In 1538 the construction of the first church in Lima was completed. This church was rebuilt and renovated several times, taking its final form in 1797. This street is where the Almagrist supporters who murdered Francisco Pizarro came from in 1546.

In the 1560s, the Viceroy Count of Nieva ordered the construction of gates in the streets that surrounded the main square. The construction was fully established during the government of Francisco de Toledo. In 1690, the Viceroy Count of Monclova ordered the construction of new gates, the same ones that remained until 1943 when the current buildings on the first block of this strip were built.

During the government of Viceroy Andrés Hurtado de Mendoza, the Royal Hospital of Saint Andrew was created on land located in the eighth block of this road, named after him.

In 1573, the Monasterio de la Purísima Concepción was built on the fifth block of this road and occupied several blocks that were gradually expropriated. This monastery is the second to be founded in Lima, five years after the Monasterio de la Encarnación which was founded in 1568.

During the late 18th century and early 19th century, Hipólito Unanue lived on this street. He also had as a neighbour the mayor of Lima Antonio Salinas y Castañeda, who built the Casa Salinas in front of the Concepción church. In 1862, when a new urban nomenclature was adopted, the road was named jirón Huallaga. Prior to this renaming, each block (cuadra) had a unique name:
- Block 1: Portal de Botoneros, after the merchants that sold buttons, as well as hats and silk fabrics on the street.
- Block 2: Judíos, after a painting of Jewish torture in the wall of the Cathedral, where the names of Jews condemned by the Inquisition were written and where their effigies were located.
- Block 3: Melchormalo, after the Melchor Malo de Molina family.
- Block 4: Virreina, after the house of Ana Francisca de Borja y Doria.
- Block 5: Concepción, after the monastery of the same name built there in 1573. It was also the location of the home of Antonio Salinas y Castañeda, Mayor of Lima between 1866 and 1868.
- Block 6: Presa, after a bastardisation of its original name.
- Block 7: Lechugal, for reasons not entirely known.
- Block 8: San Andrés, after the hospital of the same name.
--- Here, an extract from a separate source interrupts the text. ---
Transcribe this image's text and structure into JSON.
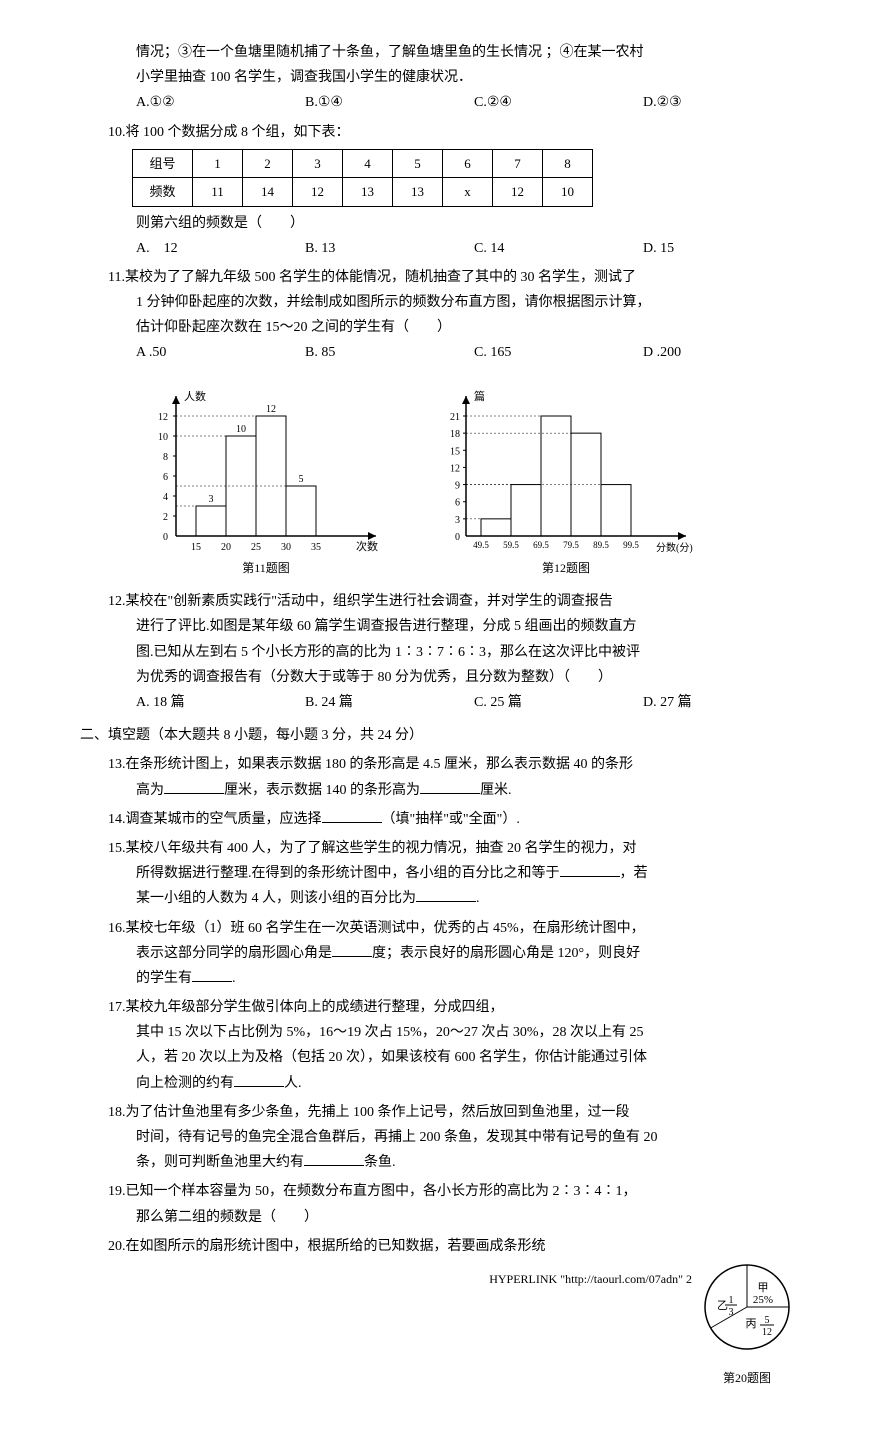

In 1849, a block was expropriated from the Monasterio de la Concepción with the purpose of building the Mercado de Abastos there. The expropriation was not peaceful and led to the creation of Paz Soldán Street (block 4 of the current Jirón Ayacucho), named after the Minister of Foreign Affairs of Peru at that time, José Gregorio Paz Soldán, who promoted the expropriation. The construction of the market began under the government of Ramón Castilla and was completed under the government of José Rufino Echenique. This construction lasted until 1964 when it was consumed by a fire. In 1947, with the widening of Abancay Avenue, additional land was expropriated from the Monasterio de la Concepción.

In the 20th century the street saw the construction of large buildings and public spaces. In 1967, an eight-story building—the current location of the Central Market of Lima—was built.